Mas não há implicações de privacidade?

Tudo o que está conectado à internet pode ser hackeado, os produtos IoT não são exceção a essa regra não escrita. Sistemas inseguros de IoT levaram a fabricante de brinquedos VTech a perder vídeos e fotos de crianças usando seus dispositivos conectados.

Há também a questão da vigilância. Se todos os produtos se conectarem, existe o potencial de observação desenfreada dos usuários. Se um refrigerador conectado rastrear o uso e o consumo de alimentos, os delivery poderiam ser direcionados a pessoas famintas que não têm comida. Se um smartwatch pode detectar quando você está fazendo sexo, o que é impedir que as pessoas com esses dados o usem contra o usuário do relógio?

“No futuro, os serviços de inteligência podem usar a [internet das coisas] para identificação, vigilância, monitoramento, localização e segmentação para recrutamento, ou para obter acesso a redes ou credenciais de usuários”, disse James Clapper, diretor dos EUA ou inteligência nacional. disse em 2016. Wikileaks mais tarde afirmou que a CIA vem desenvolvendo exploits de segurança para uma TV conectada da Samsung.

Precisamos de padrões confiáveis

No centro da criação de uma rede de IoT vasta e confiável, existe um problema significativo: padrões compatíveis. Objetos conectados precisam ser capazes de falar uns com os outros para transferir dados e compartilhar o que estão gravando. Se todos eles correm em padrões diferentes, eles se esforçam para se comunicar e compartilhar. O Instituto de Electrical and Electronics Standards Association lista um grande número de padrões sendo desenvolvidos e trabalhados para diferentes aplicações.

“Necessidades adicionais estão surgindo para padronização”, diz a Sociedade da Internet. Se a padronização ocorrer, permitirá que mais dispositivos e aplicativos sejam conectados.

Para tentar resolver esse problema em escala corporativa, a Microsoft introduziu seu próprio sistema para dispositivos IoT. Chamado IoT Central, o TechCrunch informa que o sistema oferece às empresas uma plataforma central gerenciada para a configuração de dispositivos IoT. A Microsoft alega que o sistema simplesmente criará redes IoT.

Gorski descreveu a IoT, mesmo entre aqueles com mais experiência do conceito, como um “mercado relativamente imaturo”, mas disse que 2016 pode ter sido um ponto de virada. O padrão Hypercat agora é suportado pela ARM, Intel, Amey, Bae Systems e Accenture e as empresas estão atualmente concordando com um formato para “expor coleções” de URLs, por exemplo.
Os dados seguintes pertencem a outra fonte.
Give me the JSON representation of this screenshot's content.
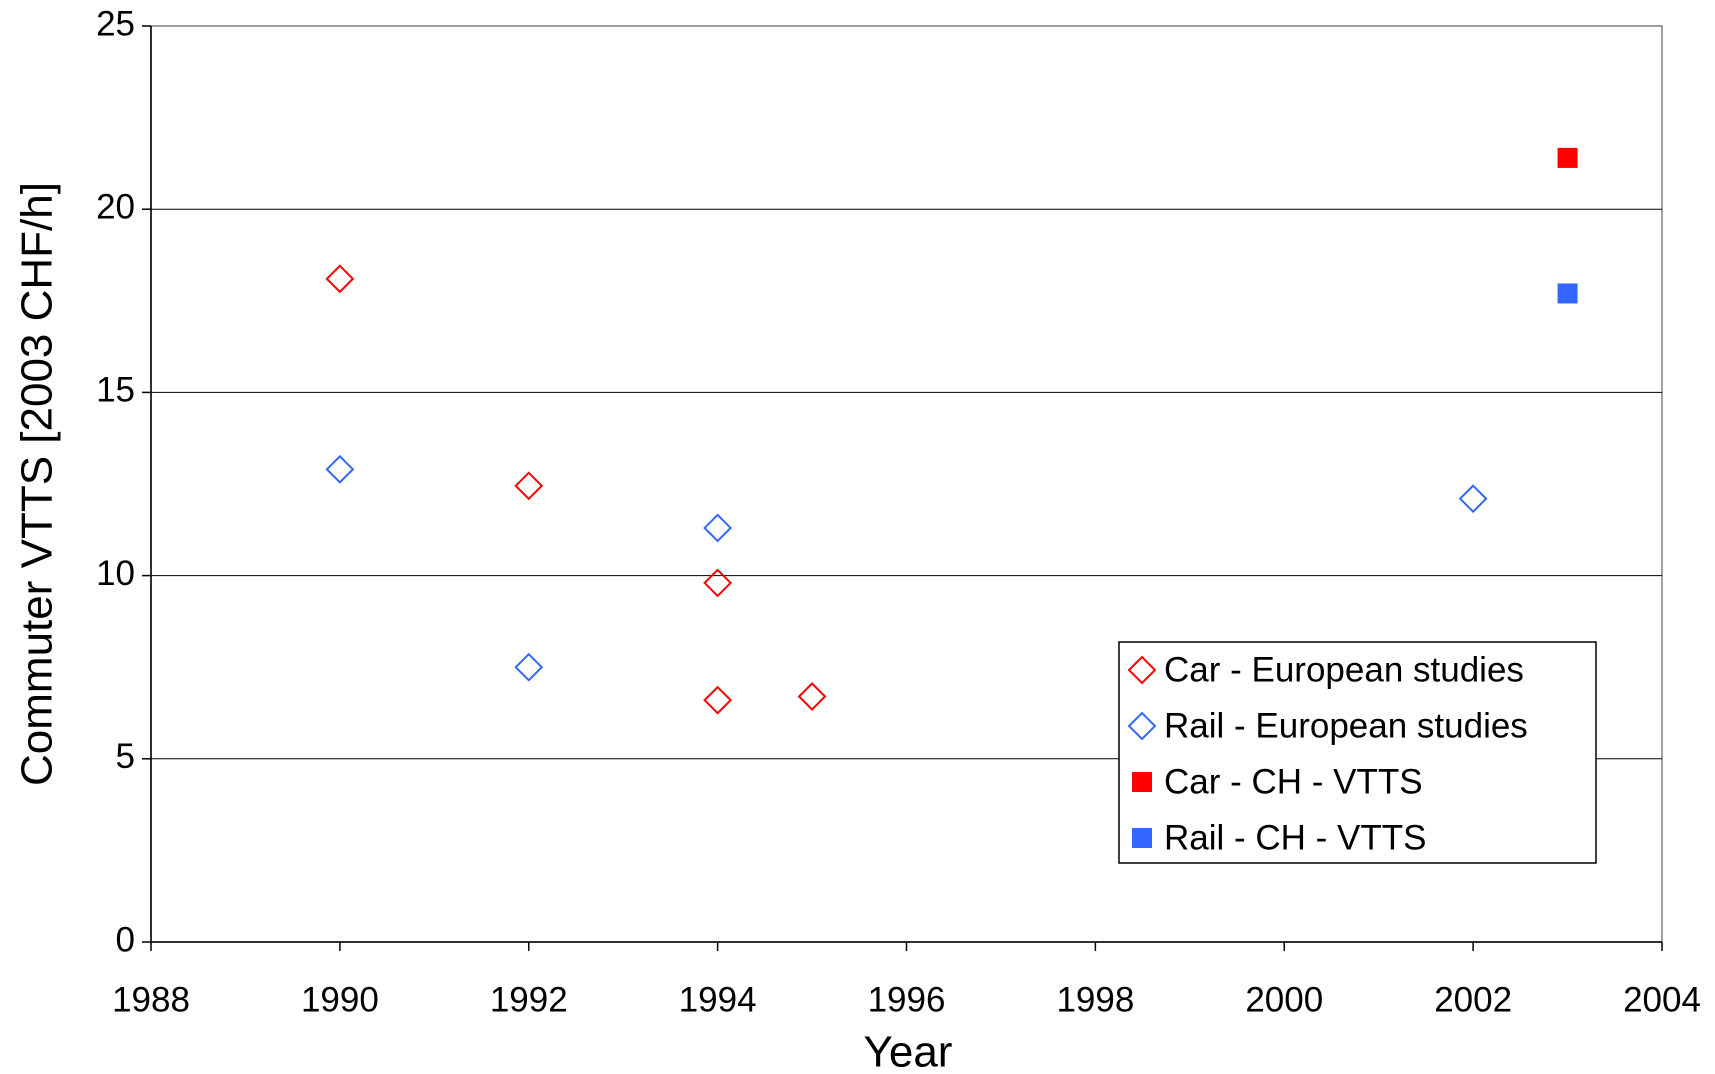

“A curto prazo, sabemos que a IoT terá impacto em qualquer coisa em que haja um alto custo de não intervir”, disse Evans. “E será para questões mais simples do dia-a-dia – como encontrar um espaço de estacionamento em áreas movimentadas, conectar seu sistema de entretenimento doméstico e usar sua webcam para verificar se você precisa de mais leite a caminho de casa.

“Em última análise, o que torna interessante é que ainda não sabemos os casos de uso exatos e apenas que tem o potencial de causar um grande impacto em nossas vidas.”